Анна, как обычно, не стала дожидаться, пока Ульяна поделится новостями, быстренько сказала, что работает над новым проектом, пишет сценарий мистического триллера, которым вроде бы заинтересовался сам Михайлов, а потом снисходительно процедила:
– А вообще я сейчас плотно подсела на омегаверс, чего, кстати, и тебе советую. В нем будущее.
– Чьё будущее? – поинтересовалась Ульяна с фальшивым интересом.
– А всехнее. Литературы, например. Живописи. Культуры, милая моя. Культура – она ведь как ртуть, не стоит на месте. Вот ты, к примеру, сидишь с почти голыми сиськами в кадре и думаешь, что это ново, а это уже сто раз обсосано и забыто. Потому что, хоть обижайся, хоть нет, но ты обеими ногами стоишь не то, что даже в двадцатом – в девятнадцатом веке. Это тогда благородные девицы обязаны были по определению немного музицировать, чуть-чуть петь, слегка писать натюрморты и пейзажи. А для чего? Чтобы выгодно продаться будущему мужу. Сейчас, чтобы добиться успеха, женщина должна быть на голову выше любого мужика. Просто ты вращаешься не в тех кругах, потому еще и витаешь в облаках. Помнишь, я говорила, что могу познакомить тебя с нужными людьми, разбирающимися в искусстве?
Ульяна замычала.
Пару-тройку лет назад она сдуру приняла приглашение Анны и явилась к ней в гости, прихватив бутылку вина, разодевшись в пух и прах. По телефону подруга долго и пафосно распиналась «какие будут люди, элита, богема…»

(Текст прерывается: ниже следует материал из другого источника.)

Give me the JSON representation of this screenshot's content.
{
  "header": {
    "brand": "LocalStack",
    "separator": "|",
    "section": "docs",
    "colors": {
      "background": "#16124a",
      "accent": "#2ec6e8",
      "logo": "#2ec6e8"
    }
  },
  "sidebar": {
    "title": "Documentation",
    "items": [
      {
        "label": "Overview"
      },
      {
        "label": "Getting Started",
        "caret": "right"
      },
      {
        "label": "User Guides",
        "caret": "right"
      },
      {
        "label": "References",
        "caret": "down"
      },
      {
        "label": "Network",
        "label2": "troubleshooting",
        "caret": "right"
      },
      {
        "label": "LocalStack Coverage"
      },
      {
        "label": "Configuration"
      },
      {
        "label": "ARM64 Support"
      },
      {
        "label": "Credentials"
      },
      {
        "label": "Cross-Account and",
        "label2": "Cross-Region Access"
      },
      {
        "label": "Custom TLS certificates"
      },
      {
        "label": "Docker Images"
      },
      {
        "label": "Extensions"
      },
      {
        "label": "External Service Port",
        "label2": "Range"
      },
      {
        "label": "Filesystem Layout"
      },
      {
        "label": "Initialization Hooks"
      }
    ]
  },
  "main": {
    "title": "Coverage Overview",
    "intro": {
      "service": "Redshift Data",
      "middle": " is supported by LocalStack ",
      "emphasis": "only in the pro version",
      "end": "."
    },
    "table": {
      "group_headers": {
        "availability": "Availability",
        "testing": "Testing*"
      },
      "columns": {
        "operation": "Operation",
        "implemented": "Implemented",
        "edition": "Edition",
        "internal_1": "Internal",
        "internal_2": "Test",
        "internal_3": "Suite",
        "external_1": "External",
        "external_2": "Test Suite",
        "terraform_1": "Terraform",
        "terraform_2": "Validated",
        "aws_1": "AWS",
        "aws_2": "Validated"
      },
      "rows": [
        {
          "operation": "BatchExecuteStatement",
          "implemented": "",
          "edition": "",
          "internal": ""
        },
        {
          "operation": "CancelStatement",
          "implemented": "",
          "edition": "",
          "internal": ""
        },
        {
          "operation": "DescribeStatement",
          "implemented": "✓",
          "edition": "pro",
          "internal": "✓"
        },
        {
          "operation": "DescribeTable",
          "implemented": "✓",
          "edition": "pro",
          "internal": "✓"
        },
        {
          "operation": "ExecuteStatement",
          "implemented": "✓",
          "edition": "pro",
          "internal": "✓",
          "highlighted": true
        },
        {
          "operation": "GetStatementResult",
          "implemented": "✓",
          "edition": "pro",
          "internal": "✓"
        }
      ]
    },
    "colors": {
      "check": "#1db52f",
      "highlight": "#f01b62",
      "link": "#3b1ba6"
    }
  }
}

«Элита и богема» оказалась пятью помятыми мужичками в грязных свитерах, с дикими глазами и лохматыми бороденками, и двумя похожими друг на друга тетками неопределенного возраста, с прокуренными порочными лицами вокзальных шалав. Даже накрашены они были одинаково: с жирным слоем голубых теней на веках и морковной помадой, уже изрядно съеденной. Квартира в панельной шестнадцатиэтажке была убита в хлам бесконечными пьянками. Обои слезали со стен клочьями, от стен шел сивушный запах, а тусклые стекла окон не мыли, похоже, несколько лет. Ульяна шла по потрескавшемуся линолеуму, стараясь ничего не касаться, в полуобмороке увидела наглого рыжего таракана, и с тоской оглянулась на дверь: сбежать что ли?
– Это сам Савранский, – шепнула на ухо вынырнувшая из-за угла Анна, кивнув в сторону плюгавого мужичка, ковырявшего пробку на принесенной Ульяной бутылке. – А вот это наша знаменитая поэтесса Пенькова.